Whole-body vibration induces distinct reflex patterns in human soleus muscle


Karacan I., Cidem M., Cidem M., Türker K. S.

Journal of Electromyography and Kinesiology, vol.34, pp.93-101, 2017 (SCI-Expanded) identifier identifier identifier

  • Publication Type: Article / Article
  • Volume: 34
  • Publication Date: 2017
  • Doi Number: 10.1016/j.jelekin.2017.04.007
  • Journal Name: Journal of Electromyography and Kinesiology
  • Journal Indexes: Science Citation Index Expanded (SCI-EXPANDED), Scopus
  • Page Numbers: pp.93-101
  • Keywords: Vibration, Tonic vibration reflex, Muscle spindle
  • Istanbul Gelisim University Affiliated: No

Abstract

The neuronal mechanisms underlying whole body vibration (WBV)-induced muscular reflex (WBV-IMR) are not well understood.
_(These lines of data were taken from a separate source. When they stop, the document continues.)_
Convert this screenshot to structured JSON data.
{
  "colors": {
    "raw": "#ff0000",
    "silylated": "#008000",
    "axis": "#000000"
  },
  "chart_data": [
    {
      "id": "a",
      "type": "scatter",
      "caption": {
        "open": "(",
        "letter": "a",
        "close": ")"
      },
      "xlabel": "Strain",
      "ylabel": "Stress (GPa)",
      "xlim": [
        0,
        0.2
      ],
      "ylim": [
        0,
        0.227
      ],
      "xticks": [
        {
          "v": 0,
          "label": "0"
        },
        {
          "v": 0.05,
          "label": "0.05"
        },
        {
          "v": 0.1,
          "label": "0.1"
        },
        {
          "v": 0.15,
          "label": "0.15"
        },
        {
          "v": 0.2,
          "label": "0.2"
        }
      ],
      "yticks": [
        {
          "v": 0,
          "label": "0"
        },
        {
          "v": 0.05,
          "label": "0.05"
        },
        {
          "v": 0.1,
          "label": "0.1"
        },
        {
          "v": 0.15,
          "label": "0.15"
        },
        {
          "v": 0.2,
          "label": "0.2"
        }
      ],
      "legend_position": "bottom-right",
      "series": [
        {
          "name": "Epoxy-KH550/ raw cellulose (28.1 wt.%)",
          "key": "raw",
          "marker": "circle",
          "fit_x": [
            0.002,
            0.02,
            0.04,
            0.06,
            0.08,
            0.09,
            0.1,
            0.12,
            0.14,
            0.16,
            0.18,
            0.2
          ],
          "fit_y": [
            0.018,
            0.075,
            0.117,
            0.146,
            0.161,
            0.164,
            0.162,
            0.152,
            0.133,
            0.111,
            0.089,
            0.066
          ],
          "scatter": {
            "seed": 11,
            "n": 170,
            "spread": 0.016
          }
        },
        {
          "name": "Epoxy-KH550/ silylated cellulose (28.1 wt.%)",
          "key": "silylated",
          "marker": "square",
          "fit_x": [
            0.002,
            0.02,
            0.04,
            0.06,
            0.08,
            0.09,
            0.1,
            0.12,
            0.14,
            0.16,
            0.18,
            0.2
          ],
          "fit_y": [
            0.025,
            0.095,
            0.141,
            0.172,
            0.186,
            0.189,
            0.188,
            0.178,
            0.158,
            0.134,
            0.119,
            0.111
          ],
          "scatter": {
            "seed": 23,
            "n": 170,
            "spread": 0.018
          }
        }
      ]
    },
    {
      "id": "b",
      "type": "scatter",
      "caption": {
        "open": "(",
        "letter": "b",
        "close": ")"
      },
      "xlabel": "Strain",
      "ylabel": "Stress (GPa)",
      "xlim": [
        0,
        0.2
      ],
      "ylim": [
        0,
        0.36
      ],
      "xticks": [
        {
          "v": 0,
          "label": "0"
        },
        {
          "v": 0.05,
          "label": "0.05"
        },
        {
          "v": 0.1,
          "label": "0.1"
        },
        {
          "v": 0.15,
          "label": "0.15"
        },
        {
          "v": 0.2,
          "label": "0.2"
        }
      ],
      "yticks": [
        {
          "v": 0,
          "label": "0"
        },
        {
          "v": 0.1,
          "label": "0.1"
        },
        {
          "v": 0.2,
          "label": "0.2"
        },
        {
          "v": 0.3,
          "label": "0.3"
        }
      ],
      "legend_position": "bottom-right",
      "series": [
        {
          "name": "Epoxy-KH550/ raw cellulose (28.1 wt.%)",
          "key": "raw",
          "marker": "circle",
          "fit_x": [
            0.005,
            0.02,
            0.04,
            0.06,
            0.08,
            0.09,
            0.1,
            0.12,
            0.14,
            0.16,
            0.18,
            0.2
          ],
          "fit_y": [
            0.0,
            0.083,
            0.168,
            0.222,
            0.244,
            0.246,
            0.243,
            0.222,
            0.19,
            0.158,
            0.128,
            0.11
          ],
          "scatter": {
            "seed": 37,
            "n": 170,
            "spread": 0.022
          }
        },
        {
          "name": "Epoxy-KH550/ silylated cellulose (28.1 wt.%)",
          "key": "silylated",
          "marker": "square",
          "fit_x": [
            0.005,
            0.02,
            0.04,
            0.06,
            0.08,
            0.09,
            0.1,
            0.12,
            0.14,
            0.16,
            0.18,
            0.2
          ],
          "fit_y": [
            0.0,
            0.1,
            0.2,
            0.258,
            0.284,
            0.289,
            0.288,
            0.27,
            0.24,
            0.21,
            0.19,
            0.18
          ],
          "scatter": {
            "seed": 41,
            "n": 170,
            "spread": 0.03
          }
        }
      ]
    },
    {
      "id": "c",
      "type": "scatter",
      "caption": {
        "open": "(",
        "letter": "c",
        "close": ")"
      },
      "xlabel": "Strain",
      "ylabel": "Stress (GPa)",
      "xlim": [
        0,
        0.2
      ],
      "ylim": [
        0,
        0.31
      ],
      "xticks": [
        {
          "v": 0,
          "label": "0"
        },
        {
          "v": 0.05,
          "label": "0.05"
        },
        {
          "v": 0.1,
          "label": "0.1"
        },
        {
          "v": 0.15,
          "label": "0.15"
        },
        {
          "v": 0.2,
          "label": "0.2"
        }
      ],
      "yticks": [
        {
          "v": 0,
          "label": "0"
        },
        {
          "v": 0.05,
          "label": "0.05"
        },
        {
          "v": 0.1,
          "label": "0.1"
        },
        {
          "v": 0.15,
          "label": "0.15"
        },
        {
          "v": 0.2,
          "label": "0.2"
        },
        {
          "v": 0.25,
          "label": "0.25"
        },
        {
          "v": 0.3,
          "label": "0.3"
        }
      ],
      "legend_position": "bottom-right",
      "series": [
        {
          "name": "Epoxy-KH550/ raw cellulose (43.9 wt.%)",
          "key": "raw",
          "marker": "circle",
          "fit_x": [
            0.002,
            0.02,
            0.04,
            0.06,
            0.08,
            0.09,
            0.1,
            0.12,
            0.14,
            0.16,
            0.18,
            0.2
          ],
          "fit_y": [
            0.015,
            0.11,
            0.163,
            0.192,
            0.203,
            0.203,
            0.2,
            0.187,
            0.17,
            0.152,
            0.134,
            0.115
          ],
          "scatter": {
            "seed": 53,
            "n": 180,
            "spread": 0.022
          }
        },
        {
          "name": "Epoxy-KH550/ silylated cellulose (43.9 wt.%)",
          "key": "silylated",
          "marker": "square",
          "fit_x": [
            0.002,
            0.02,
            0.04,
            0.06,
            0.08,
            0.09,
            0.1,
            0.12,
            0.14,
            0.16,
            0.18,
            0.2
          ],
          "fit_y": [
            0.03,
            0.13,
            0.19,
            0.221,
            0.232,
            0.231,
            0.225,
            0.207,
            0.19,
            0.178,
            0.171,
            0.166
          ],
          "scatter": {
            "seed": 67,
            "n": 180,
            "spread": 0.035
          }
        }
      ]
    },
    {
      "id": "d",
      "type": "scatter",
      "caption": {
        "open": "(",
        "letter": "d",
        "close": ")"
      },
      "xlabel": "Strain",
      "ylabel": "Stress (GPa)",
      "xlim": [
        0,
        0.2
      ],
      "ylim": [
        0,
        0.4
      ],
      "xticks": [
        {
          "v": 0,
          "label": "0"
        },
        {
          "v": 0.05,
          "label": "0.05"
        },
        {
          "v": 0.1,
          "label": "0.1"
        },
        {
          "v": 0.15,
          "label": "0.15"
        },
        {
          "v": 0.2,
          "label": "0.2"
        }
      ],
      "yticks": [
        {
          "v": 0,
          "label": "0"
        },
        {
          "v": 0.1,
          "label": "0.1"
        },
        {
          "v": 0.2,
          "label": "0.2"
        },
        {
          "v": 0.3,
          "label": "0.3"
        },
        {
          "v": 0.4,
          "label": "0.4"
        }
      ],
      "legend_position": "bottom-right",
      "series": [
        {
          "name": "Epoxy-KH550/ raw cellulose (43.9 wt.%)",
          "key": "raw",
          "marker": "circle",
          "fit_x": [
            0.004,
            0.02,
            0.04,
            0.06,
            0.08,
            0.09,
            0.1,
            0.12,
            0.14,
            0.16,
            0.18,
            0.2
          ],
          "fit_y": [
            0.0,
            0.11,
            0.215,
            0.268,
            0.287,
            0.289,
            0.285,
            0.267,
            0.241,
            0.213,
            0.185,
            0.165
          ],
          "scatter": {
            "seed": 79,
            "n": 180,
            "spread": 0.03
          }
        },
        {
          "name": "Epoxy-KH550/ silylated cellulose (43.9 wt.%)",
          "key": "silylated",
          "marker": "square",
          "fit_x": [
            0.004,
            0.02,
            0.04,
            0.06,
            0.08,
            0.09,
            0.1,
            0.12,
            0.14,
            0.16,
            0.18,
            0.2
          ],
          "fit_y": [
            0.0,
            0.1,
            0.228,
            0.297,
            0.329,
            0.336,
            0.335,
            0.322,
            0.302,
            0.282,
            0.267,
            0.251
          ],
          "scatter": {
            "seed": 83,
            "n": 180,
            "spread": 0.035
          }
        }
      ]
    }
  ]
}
To define a possible pathway for WBV-IMR, this study investigated the effects of WBV amplitude on WBV-IMR latency by surface electromyography analysis of the soleus muscle in human adult volunteers. The tendon (T) reflex was also induced to evaluate the level of presynaptic Ia inhibition during WBV. WBV-IMR latency was shorter when induced by low- as compared to medium- or high-amplitude WBV (33.9 ± 5.3 ms vs. 43.8 ± 3.6 and 44.1 ± 4.2 ms, respectively). There was no difference in latencies between T-reflex elicited before WBV (33.8 ± 2.4 ms) and WBV-IMR induced by low-amplitude WBV. Presynaptic Ia inhibition was absent during low-amplitude WBV but was present during medium- and high-amplitude WBV. Consequently, WBV induces short- or long-latency reflexes depending on the vibration amplitude. During low-amplitude WBV, muscle spindle activation may induce the short- but not the long-latency WBV-IMR. Furthermore, unlike the higher amplitude WBV, low-amplitude WBV does not induce presynaptic inhibition at the Ia synaptic terminals.